December 8th, 2007 at 12:29 pm
HERE IS OUR SCAM PLAN
If we, as music owners and publisher get paif more if our music is somehow moved along though the Internet, we will set up several computers dedicated to only do one thing…mail FREE copies of our songs to our one million person mailing list.
And I will patent the idea as a method of business in the US Copyright Office. Our license for the patent will be sold to further maximize our income.
We sure will make a bundle in Canada and elsewhere with our ideas.
December 8th, 2007 at 8:54 pm
There are ways to protect the system from being gamed. One million emails sending the same song at the same time ist going to set off some alarms, don’t you think?

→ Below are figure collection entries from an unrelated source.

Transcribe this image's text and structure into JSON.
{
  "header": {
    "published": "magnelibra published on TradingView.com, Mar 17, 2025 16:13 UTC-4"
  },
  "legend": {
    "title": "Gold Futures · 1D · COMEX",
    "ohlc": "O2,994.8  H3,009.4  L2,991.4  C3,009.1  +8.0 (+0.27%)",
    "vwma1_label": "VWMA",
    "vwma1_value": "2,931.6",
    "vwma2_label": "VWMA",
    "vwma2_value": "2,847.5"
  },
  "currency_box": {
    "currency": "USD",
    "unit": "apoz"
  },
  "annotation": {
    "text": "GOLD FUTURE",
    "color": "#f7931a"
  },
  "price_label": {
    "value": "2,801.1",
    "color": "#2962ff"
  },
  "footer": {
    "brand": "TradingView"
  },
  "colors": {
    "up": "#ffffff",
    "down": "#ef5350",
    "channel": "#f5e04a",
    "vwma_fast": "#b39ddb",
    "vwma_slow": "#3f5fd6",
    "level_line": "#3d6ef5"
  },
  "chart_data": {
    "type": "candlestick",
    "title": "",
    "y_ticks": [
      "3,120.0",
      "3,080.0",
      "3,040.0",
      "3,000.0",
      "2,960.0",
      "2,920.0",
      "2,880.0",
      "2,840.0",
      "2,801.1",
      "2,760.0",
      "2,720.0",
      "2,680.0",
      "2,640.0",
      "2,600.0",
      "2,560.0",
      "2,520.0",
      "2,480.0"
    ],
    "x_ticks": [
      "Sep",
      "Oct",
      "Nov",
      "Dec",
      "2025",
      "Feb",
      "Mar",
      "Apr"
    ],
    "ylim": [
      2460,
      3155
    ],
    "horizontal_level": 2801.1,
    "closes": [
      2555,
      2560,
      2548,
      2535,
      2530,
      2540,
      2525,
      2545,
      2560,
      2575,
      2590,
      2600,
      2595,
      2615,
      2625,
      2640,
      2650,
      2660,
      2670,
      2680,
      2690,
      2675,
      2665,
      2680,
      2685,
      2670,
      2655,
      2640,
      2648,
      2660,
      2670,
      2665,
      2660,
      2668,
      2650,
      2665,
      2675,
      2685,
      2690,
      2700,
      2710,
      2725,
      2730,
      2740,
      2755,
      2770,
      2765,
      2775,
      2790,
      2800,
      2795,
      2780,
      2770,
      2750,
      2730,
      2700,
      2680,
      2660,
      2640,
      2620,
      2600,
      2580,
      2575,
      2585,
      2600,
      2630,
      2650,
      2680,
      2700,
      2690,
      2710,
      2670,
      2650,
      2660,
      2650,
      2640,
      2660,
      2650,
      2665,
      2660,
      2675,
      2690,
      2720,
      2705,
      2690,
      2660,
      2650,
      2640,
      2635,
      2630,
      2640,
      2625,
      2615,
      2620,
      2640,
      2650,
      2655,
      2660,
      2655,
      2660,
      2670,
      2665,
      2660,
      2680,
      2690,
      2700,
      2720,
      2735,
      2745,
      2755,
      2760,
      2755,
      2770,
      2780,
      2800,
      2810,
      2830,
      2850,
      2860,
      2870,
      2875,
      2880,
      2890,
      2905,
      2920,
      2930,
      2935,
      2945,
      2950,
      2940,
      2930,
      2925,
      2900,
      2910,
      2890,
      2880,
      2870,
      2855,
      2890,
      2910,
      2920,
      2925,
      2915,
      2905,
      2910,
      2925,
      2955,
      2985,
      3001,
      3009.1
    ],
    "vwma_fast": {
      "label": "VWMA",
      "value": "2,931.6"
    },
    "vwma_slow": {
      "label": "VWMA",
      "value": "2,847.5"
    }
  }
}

December 9th, 2007 at 5:57 am
One million emails sending the same song at the same time ist going to set off some alarms, don’t you think?
Performance rights orgaizarionASCAP and BMI license over 75 million songs. Surely no one will suspect if they get a million hits per day. And surely no one will know how many are legit and how many are because of fraud. Just as is done with radio aiplay data.
Also a music publisher with 200,000 songs would not be above a scam as the one I described. They already have scams to get more than their due from the performance rights orgaization (thay are in the PRO boards) and to pay less than due to songwriter, all of which is suspicious but no one investigates or does anything about it.
December 10th, 2007 at 11:26 am
Just who is going to collect and distribute this money; SoundExchange? From what I have read they don’t have a great track record paying musicians.
December 11th, 2007 at 4:35 am
“Just who is going to collect and distribute this money; SoundExchange?”
For the idea to work it must cover all copyrights (literature, graphics, science, etc). There is no known worlwide (or otherwise) capable organization of doing what would be required, nor even serving as a model for a new organization.
All known money collecting societies that cover only one subject such as music for only one countriy, have been corrupted (infiltrated by the enemy may be a better description) from the start and are useless because of dishonesty and useless record keepig.